# CyanogenMod MMS Help



## berto1014 (Jun 14, 2011)

Hey everyone,

So I am having an issue with send MMS message. When I attach a picture, and have service, the picture will not send. I can send regular text messages. I've tried rebooting, but to no avail. IS anyone else having this issue? Can anyone shed some light on this problem? Here is my info...

Droid X
Nightly 34

Thanks, as always, in advance.


----------



## Lurch81 (Jun 13, 2011)

i've heard a lot of people having MMS trouble on cm7, i personally never had any but it's been a big issue so far hopefully they fix it and if not there is always MIUI now and according to framework the dev that ported MIUI there is going to be OMFGB which is less featured than cm7 but supposed to run smoother


----------



## razorloves (Jun 7, 2011)

berto1014 said:


> Hey everyone,
> 
> So I am having an issue with send MMS message.
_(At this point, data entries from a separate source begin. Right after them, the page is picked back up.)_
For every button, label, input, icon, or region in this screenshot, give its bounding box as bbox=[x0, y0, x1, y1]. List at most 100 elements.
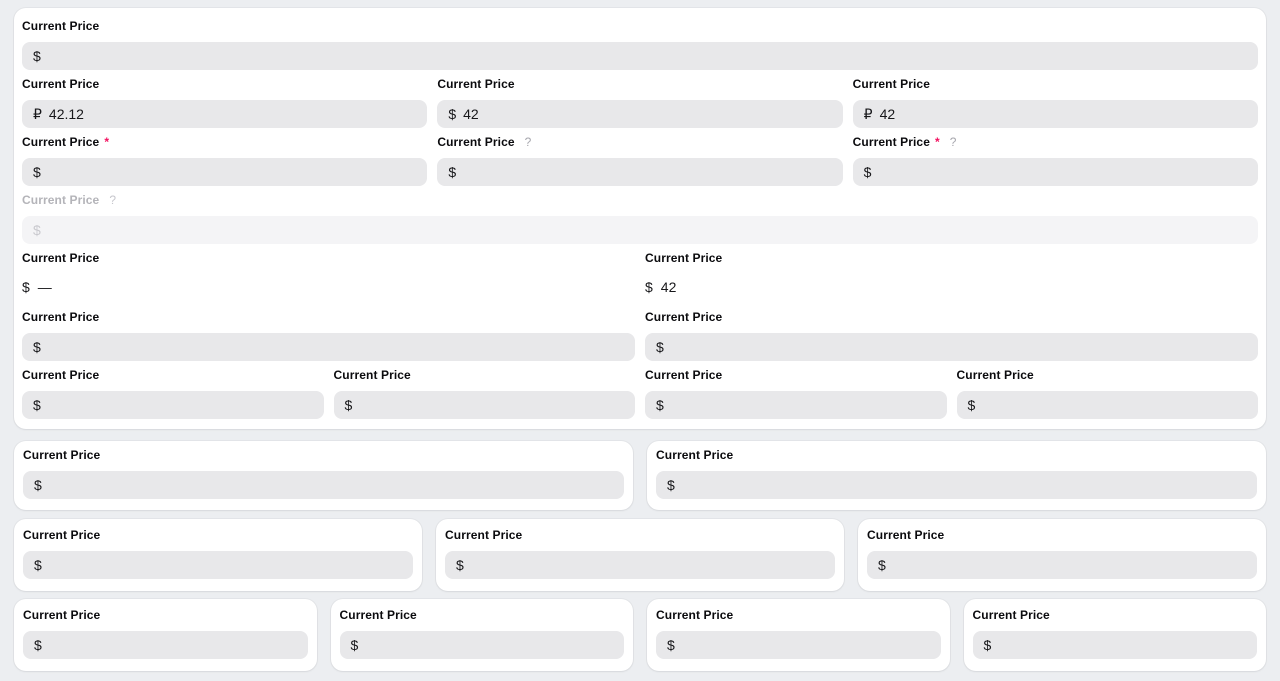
currency-prefix: $ bbox=[351, 637, 359, 653]
field-label: Current Price * bbox=[22, 135, 427, 149]
currency-prefix: $ bbox=[33, 222, 41, 238]
price-input[interactable]: ₽ 42 bbox=[853, 100, 1258, 128]
field-label-text: Current Price bbox=[867, 528, 944, 542]
field-label-text: Current Price bbox=[973, 608, 1050, 622]
price-field: Current Price $ bbox=[334, 368, 636, 419]
field-label: Current Price bbox=[23, 608, 308, 622]
card-row-three: Current Price $ Current Price $ bbox=[14, 519, 1266, 591]
field-label: Current Price ? bbox=[22, 193, 1258, 207]
price-card: Current Price $ bbox=[14, 441, 633, 510]
price-input[interactable]: $ bbox=[957, 391, 1259, 419]
field-label: Current Price ? bbox=[437, 135, 842, 149]
field-label: Current Price * ? bbox=[853, 135, 1258, 149]
currency-prefix: $ bbox=[22, 277, 30, 297]
currency-prefix: $ bbox=[878, 557, 886, 573]
card-row-two: Current Price $ Current Price $ bbox=[14, 441, 1266, 510]
card-row-four: Current Price $ Current Price $ bbox=[14, 599, 1266, 671]
field-row-values: Current Price ₽ 42.12 Current Price $ 42 bbox=[22, 77, 1258, 128]
input-value: 42.12 bbox=[49, 106, 84, 122]
currency-prefix: $ bbox=[656, 339, 664, 355]
currency-prefix: $ bbox=[34, 637, 42, 653]
price-input[interactable]: $ bbox=[445, 551, 835, 579]
price-field: Current Price $ 42 bbox=[437, 77, 842, 128]
price-input[interactable]: $ bbox=[23, 631, 308, 659]
price-input[interactable]: $ bbox=[22, 158, 427, 186]
price-input[interactable]: $ bbox=[645, 333, 1258, 361]
field-label-text: Current Price bbox=[853, 135, 930, 149]
price-input[interactable]: $ bbox=[437, 158, 842, 186]
price-input[interactable]: $ bbox=[340, 631, 625, 659]
help-icon: ? bbox=[109, 193, 116, 207]
field-label: Current Price bbox=[23, 448, 624, 462]
price-field: Current Price $ bbox=[656, 448, 1257, 499]
field-label-text: Current Price bbox=[645, 310, 722, 324]
field-label-text: Current Price bbox=[23, 528, 100, 542]
price-input[interactable]: $ bbox=[23, 471, 624, 499]
field-label-text: Current Price bbox=[645, 251, 722, 265]
field-label: Current Price bbox=[437, 77, 842, 91]
help-icon[interactable]: ? bbox=[525, 135, 532, 149]
field-label: Current Price bbox=[656, 608, 941, 622]
price-field: Current Price ₽ 42 bbox=[853, 77, 1258, 128]
price-field: Current Price $ bbox=[645, 368, 947, 419]
display-value-text: — bbox=[38, 277, 52, 297]
field-label-text: Current Price bbox=[22, 310, 99, 324]
price-card: Current Price $ bbox=[858, 519, 1266, 591]
price-input[interactable]: $ bbox=[22, 42, 1258, 70]
price-card: Current Price $ bbox=[647, 599, 950, 671]
price-input[interactable]: $ bbox=[23, 551, 413, 579]
field-label-text: Current Price bbox=[22, 193, 99, 207]
price-display-field: Current Price $ 42 bbox=[645, 251, 1258, 297]
price-field: Current Price $ bbox=[23, 448, 624, 499]
field-label: Current Price bbox=[645, 310, 1258, 324]
price-input[interactable]: $ bbox=[645, 391, 947, 419]
price-input[interactable]: $ bbox=[973, 631, 1258, 659]
field-label-text: Current Price bbox=[957, 368, 1034, 382]
currency-prefix: $ bbox=[656, 397, 664, 413]
field-label: Current Price bbox=[445, 528, 835, 542]
field-label-text: Current Price bbox=[645, 368, 722, 382]
field-label: Current Price bbox=[645, 368, 947, 382]
price-card: Current Price $ bbox=[331, 599, 634, 671]
currency-prefix: $ bbox=[645, 277, 653, 297]
price-input[interactable]: $ bbox=[853, 158, 1258, 186]
currency-prefix: $ bbox=[34, 477, 42, 493]
currency-prefix: $ bbox=[33, 339, 41, 355]
field-label: Current Price bbox=[853, 77, 1258, 91]
price-card: Current Price $ bbox=[14, 599, 317, 671]
currency-prefix: $ bbox=[345, 397, 353, 413]
field-label: Current Price bbox=[973, 608, 1258, 622]
price-field: Current Price $ bbox=[445, 528, 835, 579]
currency-prefix: ₽ bbox=[33, 106, 42, 123]
required-asterisk: * bbox=[104, 135, 109, 149]
price-input[interactable]: $ 42 bbox=[437, 100, 842, 128]
price-input[interactable]: $ bbox=[22, 333, 635, 361]
price-field-required-with-help: Current Price * ? $ bbox=[853, 135, 1258, 186]
currency-prefix: $ bbox=[667, 477, 675, 493]
currency-prefix: $ bbox=[456, 557, 464, 573]
field-label-text: Current Price bbox=[853, 77, 930, 91]
price-input[interactable]: $ bbox=[334, 391, 636, 419]
price-input[interactable]: $ bbox=[867, 551, 1257, 579]
price-input[interactable]: $ bbox=[656, 631, 941, 659]
field-label: Current Price bbox=[656, 448, 1257, 462]
field-label-text: Current Price bbox=[22, 19, 99, 33]
price-field: Current Price $ bbox=[656, 608, 941, 659]
input-value: 42 bbox=[463, 106, 479, 122]
price-field: Current Price $ bbox=[22, 310, 635, 361]
price-display-value: $ — bbox=[22, 277, 635, 297]
currency-prefix: $ bbox=[33, 48, 41, 64]
price-input[interactable]: $ bbox=[22, 391, 324, 419]
field-label-text: Current Price bbox=[445, 528, 522, 542]
help-icon[interactable]: ? bbox=[950, 135, 957, 149]
field-label: Current Price bbox=[334, 368, 636, 382]
field-row-display: Current Price $ — Current Price $ 42 bbox=[22, 251, 1258, 297]
price-field-with-help: Current Price ? $ bbox=[437, 135, 842, 186]
field-label-text: Current Price bbox=[23, 608, 100, 622]
price-field: Current Price $ bbox=[867, 528, 1257, 579]
price-field: Current Price $ bbox=[973, 608, 1258, 659]
price-input[interactable]: $ bbox=[656, 471, 1257, 499]
price-input[interactable]: ₽ 42.12 bbox=[22, 100, 427, 128]
field-label: Current Price bbox=[23, 528, 413, 542]
field-row-states: Current Price * $ Current Price ? $ bbox=[22, 135, 1258, 186]
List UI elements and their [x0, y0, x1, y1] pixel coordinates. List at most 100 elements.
When I attach a picture, and have service, the picture will not send. I can send regular text messages. I've tried rebooting, but to no avail. IS anyone else having this issue? Can anyone shed some light on this problem? Here is my info...
> 
> ...


i've been seeing reports of this problem on a few other websites. It's even happening on stock rom, so i would say it's a verizon network issue.


----------